In don’t know how to answer the last question. I’m not a seer. But the answer to the first question is really quite simple: We need to invest, not only in other architectures, but in different kinds of physical substrate, more like the nervous system in structure, performance and even in physical substance. Let me return to Claude’s Shock and Narrowing essay:
What is actually required — and this is an argument that almost nobody in a position to act on it currently wants to hear — is something closer to the Apollo project in scale but Bell Labs in spirit. Not a defined goal pursued by centrally coordinated engineering. But sustained, generously funded, genuinely open-ended scientific inquiry into the nature of intelligence itself: the computational principles underlying biological neural networks; the role of embodiment and physical interaction in the development of reasoning; the architectural alternatives to attention-based transformers; the hardware innovations — neuromorphic, biohybrid, photonic — that might support a genuinely different computational paradigm.
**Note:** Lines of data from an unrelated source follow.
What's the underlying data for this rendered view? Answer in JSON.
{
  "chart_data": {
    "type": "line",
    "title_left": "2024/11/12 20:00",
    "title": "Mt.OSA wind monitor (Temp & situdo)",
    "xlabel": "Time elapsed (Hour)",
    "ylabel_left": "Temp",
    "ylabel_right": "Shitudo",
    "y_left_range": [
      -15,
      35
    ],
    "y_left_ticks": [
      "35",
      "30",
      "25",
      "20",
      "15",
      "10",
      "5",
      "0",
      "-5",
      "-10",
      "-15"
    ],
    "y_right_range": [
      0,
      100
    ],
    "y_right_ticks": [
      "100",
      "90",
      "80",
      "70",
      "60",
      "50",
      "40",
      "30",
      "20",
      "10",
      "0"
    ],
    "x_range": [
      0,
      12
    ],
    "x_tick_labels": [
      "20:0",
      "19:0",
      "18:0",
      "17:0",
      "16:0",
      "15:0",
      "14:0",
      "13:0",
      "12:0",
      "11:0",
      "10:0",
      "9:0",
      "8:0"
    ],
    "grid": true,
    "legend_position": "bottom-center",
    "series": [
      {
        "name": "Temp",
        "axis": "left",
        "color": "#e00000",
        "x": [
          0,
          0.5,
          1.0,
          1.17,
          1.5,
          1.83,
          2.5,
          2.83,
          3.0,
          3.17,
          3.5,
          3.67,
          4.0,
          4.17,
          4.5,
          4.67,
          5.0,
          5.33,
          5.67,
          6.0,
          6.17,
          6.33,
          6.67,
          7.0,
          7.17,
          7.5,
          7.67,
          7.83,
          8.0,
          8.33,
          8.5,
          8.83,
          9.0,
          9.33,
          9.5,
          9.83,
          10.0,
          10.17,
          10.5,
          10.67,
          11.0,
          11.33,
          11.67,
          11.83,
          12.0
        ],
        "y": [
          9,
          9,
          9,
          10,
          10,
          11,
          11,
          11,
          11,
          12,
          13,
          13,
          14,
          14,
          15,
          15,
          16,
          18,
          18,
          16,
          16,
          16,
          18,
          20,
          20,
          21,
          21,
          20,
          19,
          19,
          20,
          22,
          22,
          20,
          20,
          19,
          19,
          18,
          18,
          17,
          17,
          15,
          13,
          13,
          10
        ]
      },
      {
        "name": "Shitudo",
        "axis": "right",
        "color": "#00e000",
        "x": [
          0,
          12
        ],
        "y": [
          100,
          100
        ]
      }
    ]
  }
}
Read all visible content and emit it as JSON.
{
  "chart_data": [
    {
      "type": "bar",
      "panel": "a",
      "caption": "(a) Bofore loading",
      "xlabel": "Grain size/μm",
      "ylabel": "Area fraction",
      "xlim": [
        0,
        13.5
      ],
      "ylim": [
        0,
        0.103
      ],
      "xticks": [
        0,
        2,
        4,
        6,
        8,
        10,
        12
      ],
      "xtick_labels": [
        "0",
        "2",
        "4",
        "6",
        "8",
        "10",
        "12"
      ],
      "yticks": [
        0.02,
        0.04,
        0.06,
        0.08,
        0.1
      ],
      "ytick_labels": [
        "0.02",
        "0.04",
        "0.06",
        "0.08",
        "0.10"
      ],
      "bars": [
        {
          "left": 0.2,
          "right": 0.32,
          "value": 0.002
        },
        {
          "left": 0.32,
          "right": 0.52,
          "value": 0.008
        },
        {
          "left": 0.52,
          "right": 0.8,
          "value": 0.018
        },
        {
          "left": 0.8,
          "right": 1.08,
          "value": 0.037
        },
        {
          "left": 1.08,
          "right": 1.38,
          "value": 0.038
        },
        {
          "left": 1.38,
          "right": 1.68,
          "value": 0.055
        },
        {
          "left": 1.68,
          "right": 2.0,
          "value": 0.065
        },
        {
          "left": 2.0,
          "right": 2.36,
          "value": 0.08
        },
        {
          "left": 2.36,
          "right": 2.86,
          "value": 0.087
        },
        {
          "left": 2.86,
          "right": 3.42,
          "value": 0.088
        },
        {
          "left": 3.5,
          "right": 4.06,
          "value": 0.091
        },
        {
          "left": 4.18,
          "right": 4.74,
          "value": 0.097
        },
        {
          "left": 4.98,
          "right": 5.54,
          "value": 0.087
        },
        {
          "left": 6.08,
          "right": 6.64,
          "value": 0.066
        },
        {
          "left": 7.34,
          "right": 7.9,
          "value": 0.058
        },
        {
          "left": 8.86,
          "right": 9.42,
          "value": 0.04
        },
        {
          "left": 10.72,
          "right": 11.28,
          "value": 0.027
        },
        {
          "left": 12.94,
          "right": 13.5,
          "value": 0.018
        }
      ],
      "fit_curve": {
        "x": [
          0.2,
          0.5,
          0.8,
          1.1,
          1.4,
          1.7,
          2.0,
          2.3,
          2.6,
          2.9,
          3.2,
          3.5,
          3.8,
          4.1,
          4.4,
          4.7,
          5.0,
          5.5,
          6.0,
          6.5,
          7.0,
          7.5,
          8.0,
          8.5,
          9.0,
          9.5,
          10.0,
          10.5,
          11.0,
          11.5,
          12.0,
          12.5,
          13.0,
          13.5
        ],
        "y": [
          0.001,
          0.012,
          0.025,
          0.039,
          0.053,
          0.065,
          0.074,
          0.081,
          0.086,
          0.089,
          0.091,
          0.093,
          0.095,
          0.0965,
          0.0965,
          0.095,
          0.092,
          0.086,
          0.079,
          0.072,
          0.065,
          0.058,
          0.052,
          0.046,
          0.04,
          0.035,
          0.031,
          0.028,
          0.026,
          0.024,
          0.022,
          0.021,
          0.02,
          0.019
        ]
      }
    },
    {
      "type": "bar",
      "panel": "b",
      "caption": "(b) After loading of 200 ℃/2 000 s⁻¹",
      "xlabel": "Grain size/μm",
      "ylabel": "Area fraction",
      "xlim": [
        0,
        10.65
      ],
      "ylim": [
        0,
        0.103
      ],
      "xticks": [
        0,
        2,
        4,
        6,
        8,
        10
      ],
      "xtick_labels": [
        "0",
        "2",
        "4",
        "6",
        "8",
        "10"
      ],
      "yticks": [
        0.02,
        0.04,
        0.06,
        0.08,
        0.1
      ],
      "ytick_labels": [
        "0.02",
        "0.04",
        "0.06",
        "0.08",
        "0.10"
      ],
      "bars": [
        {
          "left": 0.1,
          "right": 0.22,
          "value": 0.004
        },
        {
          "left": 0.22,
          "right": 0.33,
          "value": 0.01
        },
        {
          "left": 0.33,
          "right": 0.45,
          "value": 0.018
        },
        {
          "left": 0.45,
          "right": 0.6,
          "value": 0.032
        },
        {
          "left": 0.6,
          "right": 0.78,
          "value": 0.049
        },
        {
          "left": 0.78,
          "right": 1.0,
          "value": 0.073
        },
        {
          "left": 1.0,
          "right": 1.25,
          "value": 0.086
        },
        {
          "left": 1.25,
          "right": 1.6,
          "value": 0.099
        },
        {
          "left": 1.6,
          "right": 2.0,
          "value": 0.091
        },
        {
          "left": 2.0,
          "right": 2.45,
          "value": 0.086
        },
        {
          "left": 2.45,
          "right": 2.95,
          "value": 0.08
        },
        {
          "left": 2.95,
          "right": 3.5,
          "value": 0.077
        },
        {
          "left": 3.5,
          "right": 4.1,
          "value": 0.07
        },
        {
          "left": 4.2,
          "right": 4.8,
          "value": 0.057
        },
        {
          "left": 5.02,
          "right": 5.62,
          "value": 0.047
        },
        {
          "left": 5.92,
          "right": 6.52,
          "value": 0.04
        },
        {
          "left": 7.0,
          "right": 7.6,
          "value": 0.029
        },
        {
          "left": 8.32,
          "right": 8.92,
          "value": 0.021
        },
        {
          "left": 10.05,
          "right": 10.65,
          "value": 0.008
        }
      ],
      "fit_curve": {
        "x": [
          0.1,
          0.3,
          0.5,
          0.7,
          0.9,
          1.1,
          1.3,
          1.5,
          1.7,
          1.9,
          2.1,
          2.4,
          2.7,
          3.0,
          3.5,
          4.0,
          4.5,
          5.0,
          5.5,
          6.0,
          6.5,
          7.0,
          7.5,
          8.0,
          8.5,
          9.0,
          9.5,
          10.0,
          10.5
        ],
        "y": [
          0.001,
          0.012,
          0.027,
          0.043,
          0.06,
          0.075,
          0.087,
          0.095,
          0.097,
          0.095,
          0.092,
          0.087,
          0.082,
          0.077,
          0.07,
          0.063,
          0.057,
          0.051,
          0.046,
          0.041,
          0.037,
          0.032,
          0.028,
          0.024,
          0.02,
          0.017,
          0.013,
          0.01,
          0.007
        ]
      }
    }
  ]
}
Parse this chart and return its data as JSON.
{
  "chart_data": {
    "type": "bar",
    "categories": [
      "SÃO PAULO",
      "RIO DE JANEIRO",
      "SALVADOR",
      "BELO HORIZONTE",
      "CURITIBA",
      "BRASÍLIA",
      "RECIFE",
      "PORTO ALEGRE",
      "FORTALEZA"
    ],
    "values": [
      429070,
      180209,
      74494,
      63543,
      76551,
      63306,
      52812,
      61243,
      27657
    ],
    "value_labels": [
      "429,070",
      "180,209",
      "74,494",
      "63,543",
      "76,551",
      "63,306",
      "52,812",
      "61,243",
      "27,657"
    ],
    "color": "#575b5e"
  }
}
This is the kind of research that markets will not produce, because it cannot be justified on a product roadmap. It is the kind of research that requires the NSF or NIH model — investigator-directed, long-horizon, evaluated on scientific merit rather than commercial potential. And it is the kind of research that, in the current political and economic climate, is being progressively defunded in favor of applied work that can demonstrate near-term returns.
When is that likely to happen? I do not know. If I lean on my innate optimism really hard I can imagine that in, ten years or so the necessary research (which already exists in nascent form) will begin thriving and our institutions will change in ways that allow us to recover from this collapse. For what it’s worth, here are two blog posts sketching what that could look like: “Brave New World: Notes on the next 30 years in AI [Work in Progress]”, March 19, 2026; and “AI for the Next 30 Years: Four kinds of activity that should be pursued.”
Let me give the last word to Claude:
The shock of ChatGPT’s success was real, and the decisions it triggered were understandable. But a civilization that allows a single commercial surprise, however dramatic, to determine the entire research agenda for the most consequential technology in its history has made a coordination error it may spend decades correcting.